Missing from Time Magazine’s list of the 100 most influential people, sorted by categories like Titans, Pioneers, Artists, Leaders or Icons, was Ohio’s two-term, fourth-man in a three-candidate presidential race, the Honorable Governor of Ohio, John Richard Kasich.

Under Time’s list of leaders, President Obama made it as did Hillary Clinton. Senate Majority Leader Mitch McConnell of Kentucky, Tennessee Sen. Bob Corker and even Jeb Bush, who dropped out of the GOP race a while back, made the cut.

Maybe Time staffers didn’t read Gov. Kasich’s laugh-out-loud interviews with the New York Daily News or the Washington Post, that had even long-time Kasich watchers who know well his verbal gaffing skills slack jawed from some of what voluntarily came out of his mouth. Maybe Time didn’t know that the “little engine that can” expects to be the next President of The United States, a vision the 63-year old term-limited state leader has held to from his youthful days growing up in the Democratic stronghold outside Pittsburgh, Mckees Rocks, where his government worker and union man mailman father lived and worked.

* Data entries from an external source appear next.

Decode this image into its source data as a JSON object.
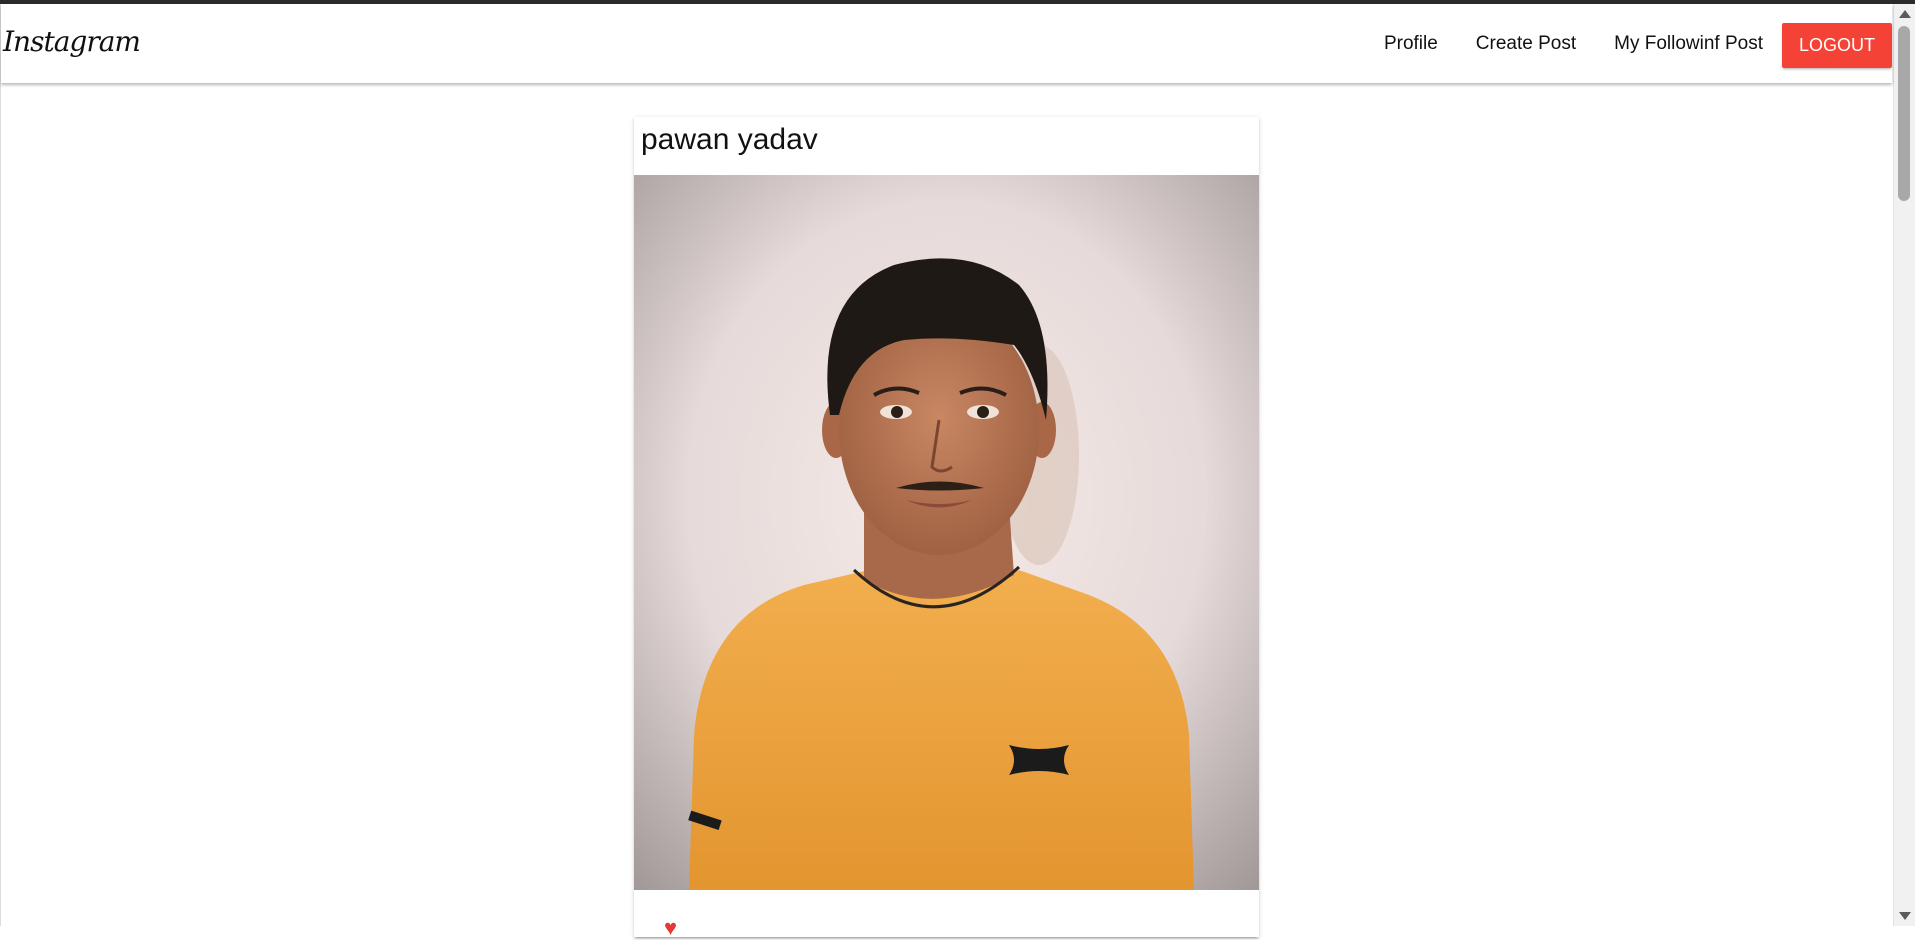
{
  "navbar": {
    "brand": "Instagram",
    "links": [
      "Profile",
      "Create Post",
      "My Followinf Post"
    ],
    "logout_label": "LOGOUT",
    "logout_color": "#f44336"
  },
  "post": {
    "author": "pawan yadav",
    "image_icon": "portrait-photo",
    "like_icon": "heart-icon",
    "like_color": "#e53935"
  }
}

How could a list of the world’s most influential people skip over John Kasich, who appears not to be able to finish Republican spring training but demands fans and club owners make his the starting pitcher in the World Series of politics this fall, because only he knows how to strike out Hillary Clinton? Shouldering an ego as big as the great outdoors, which he paraded in plain view for all to see in his editorial interviews in New York and Washington, Mr. Kasich threw some wild pitches he calls strikes.

Maybe in a couple years, when he arranges to become the next president of his Alma mater, The Ohio State University, after he fails to become the next president or vice president or even cabinet official for the next Republican commander-in-chief, Time will see the error of its ways and include him.

Until then, though, his VIP challenge is to become the most influential Republican in this year’s race for the White House. And the way things are going, after losing 32 races and winning only one so far, he might not even make that short list.